Opening the generous hour-plus-long CD is one of its stronger tracks Come See About Me. The spotlight is rather evenly divided between Ms. Tedeschi's vocal and Trucks' slide guitar work. <<>>
One of the more laid back songs is Midnight in Harlem, co-written by Trucks and his band's lead vocalist Mike Mattison. <<>>
Showing the mix of Memphis soul and Gospel influence is another of the standout tracks Bound for Glory. <<>>
The more introspective side of the album comes out Simple Things, co-written by Trucks and Tedeschi. It has a bit more in common with singer-songwriters than Memphis soul. But it's nicely done. <<>>
There's an original song on the CD called Ball and Chain, not to be confused with the tune by the same name recorded by Janis Joplin. This song was co-written by Tedeschi, Trucks and Oliver Wood, the songwriter-guitarist brother of Chris Wood of Medeski, Martin and Wood. Oliver Wood also appears on the vocal. <<>>
On Derek Trucks' early, mostly-instrumental albums, he included some Indian influence. There is a touch of that on a fine track called These Walls, which features Alam Khan on the sarod. <<>>
There are a couple of instrumentals. One is called Shrimp and Grits, which is described as an "interlude." It's basically a funky groove that features both spouses on guitars. <<>>
Another highlight of the CD is Shelter, co-written by Tedeshi, Trucks and David Ryan Harris, who appears on the vocals. Lyrically, it's the exact opposite of a stereotypical blues song. It celebrates the faithfulness of one's significant other. <<>>
Though Susan Tedeschi and Derek Trucks have been marital partners for 10 years, and have sat in with each other's band on tour, the new CD Revelator is their first formal album together. And they have set aside their own individual bands to work together as a team. The musical rapport is obvious, and the result is a tasteful album with a kind of classic sound influenced by Memphis soul. My one complaint is that there is not a lot of variation in the sound, and sometimes, Derek Trucks' trademark slide guitar may not be the best match for certain songs. But the original material is quite good and the playing first-rate all around.

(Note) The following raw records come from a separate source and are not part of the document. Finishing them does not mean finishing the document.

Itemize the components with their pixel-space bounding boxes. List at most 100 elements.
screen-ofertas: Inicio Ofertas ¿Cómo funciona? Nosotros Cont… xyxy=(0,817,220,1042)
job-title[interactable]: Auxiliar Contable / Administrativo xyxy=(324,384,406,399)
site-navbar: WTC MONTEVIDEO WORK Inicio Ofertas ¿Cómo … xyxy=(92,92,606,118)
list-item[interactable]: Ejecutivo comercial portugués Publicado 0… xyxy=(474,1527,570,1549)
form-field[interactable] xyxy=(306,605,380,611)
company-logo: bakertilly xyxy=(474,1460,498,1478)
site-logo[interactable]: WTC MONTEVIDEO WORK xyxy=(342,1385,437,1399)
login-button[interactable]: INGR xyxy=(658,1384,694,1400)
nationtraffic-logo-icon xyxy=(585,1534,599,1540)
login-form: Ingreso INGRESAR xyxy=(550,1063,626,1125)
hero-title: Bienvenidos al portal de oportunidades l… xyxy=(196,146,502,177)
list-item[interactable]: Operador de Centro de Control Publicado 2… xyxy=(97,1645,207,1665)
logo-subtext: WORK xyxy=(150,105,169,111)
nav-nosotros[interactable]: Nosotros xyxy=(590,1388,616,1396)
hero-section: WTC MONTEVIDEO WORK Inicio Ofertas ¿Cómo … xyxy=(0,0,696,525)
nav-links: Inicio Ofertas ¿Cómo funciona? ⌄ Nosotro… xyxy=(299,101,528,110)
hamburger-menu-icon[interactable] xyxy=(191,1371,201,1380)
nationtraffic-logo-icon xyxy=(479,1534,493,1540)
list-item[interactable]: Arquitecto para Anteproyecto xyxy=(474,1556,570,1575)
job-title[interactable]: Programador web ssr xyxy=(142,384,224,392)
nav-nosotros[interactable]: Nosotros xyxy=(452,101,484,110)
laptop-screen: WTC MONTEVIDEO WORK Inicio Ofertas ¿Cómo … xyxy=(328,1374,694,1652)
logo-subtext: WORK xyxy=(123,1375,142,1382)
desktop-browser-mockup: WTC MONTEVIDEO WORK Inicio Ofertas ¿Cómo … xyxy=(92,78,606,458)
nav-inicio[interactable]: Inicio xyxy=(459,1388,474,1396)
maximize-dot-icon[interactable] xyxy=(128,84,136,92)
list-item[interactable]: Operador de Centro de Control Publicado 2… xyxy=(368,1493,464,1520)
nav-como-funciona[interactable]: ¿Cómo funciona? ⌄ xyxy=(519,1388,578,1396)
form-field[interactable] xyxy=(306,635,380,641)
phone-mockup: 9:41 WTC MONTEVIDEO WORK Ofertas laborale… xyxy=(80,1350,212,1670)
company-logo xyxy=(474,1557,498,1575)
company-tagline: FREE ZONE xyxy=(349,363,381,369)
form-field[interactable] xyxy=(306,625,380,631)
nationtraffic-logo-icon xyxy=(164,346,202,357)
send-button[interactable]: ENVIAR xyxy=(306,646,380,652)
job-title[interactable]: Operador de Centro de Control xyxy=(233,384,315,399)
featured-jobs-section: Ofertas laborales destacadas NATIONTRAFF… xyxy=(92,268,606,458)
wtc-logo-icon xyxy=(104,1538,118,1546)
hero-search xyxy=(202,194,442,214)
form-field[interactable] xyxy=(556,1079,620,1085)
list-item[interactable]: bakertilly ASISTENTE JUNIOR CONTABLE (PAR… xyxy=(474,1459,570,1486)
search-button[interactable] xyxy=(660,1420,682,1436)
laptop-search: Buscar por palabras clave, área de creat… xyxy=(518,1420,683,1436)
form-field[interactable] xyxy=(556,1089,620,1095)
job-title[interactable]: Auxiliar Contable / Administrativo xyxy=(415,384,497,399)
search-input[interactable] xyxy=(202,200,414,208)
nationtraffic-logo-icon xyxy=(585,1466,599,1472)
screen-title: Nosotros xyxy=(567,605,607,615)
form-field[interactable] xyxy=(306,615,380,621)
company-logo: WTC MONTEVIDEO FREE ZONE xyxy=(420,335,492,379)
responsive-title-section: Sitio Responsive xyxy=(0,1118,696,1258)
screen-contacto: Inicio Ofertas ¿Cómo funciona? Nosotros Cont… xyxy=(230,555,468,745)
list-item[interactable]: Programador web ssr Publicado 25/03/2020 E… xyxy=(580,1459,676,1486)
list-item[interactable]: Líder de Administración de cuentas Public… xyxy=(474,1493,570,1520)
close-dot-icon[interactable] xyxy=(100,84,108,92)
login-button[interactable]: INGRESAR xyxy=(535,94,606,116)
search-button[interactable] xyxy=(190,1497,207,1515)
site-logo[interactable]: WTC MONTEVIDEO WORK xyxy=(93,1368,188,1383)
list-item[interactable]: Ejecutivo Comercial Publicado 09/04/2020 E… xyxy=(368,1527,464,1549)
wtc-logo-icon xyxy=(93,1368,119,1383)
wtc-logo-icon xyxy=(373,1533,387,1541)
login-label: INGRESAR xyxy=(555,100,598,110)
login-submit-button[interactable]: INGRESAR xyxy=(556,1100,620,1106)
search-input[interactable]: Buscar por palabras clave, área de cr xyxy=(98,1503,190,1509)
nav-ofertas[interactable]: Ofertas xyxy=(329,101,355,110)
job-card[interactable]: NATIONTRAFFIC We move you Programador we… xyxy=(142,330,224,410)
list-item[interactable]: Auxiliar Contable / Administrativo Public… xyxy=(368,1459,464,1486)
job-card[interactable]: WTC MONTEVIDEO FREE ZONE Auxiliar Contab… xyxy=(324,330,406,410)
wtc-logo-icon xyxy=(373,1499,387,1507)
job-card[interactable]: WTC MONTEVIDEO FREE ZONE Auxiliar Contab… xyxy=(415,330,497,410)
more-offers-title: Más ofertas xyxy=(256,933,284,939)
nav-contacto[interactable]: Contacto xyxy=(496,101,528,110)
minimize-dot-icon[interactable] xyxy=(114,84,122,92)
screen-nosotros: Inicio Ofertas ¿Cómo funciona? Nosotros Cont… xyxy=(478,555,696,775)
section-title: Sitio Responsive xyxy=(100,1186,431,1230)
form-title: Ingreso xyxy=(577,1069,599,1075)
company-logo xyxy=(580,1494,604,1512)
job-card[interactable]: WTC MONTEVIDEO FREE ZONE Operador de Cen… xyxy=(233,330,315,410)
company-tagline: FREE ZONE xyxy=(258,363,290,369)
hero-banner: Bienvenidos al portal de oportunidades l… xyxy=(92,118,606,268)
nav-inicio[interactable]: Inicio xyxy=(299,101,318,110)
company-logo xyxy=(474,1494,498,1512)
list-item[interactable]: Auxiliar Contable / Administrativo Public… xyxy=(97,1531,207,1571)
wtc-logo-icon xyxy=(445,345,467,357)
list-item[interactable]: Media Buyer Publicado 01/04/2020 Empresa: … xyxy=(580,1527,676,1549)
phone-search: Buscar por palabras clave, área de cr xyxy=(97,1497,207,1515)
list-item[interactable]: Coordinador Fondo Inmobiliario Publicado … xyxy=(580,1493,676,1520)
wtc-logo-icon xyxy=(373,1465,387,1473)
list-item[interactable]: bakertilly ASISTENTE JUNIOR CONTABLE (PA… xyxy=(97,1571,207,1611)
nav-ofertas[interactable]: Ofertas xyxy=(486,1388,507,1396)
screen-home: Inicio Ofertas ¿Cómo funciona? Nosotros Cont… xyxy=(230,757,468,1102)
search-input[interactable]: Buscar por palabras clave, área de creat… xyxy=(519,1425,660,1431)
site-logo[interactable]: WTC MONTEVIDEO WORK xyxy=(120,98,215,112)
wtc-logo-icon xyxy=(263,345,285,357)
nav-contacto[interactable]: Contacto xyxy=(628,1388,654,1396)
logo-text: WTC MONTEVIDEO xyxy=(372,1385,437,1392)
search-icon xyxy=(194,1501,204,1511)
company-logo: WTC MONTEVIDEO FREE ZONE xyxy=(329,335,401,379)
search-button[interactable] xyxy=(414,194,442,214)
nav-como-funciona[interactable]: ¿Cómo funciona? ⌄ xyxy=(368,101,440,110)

Our grade for sound quality is about a B-plus. Jim Scott is great with this kind of roots rock, but the sound is not as crisp as some of Scott's previous efforts, and the mix contributes somewhat to lack of variation in sound over the album.
It's nice to hear these two now-established blues-rock figures together on record for a whole album. The Tedeschi Trucks Band new CD should be a boon for their fans and perhaps win them quite a few more.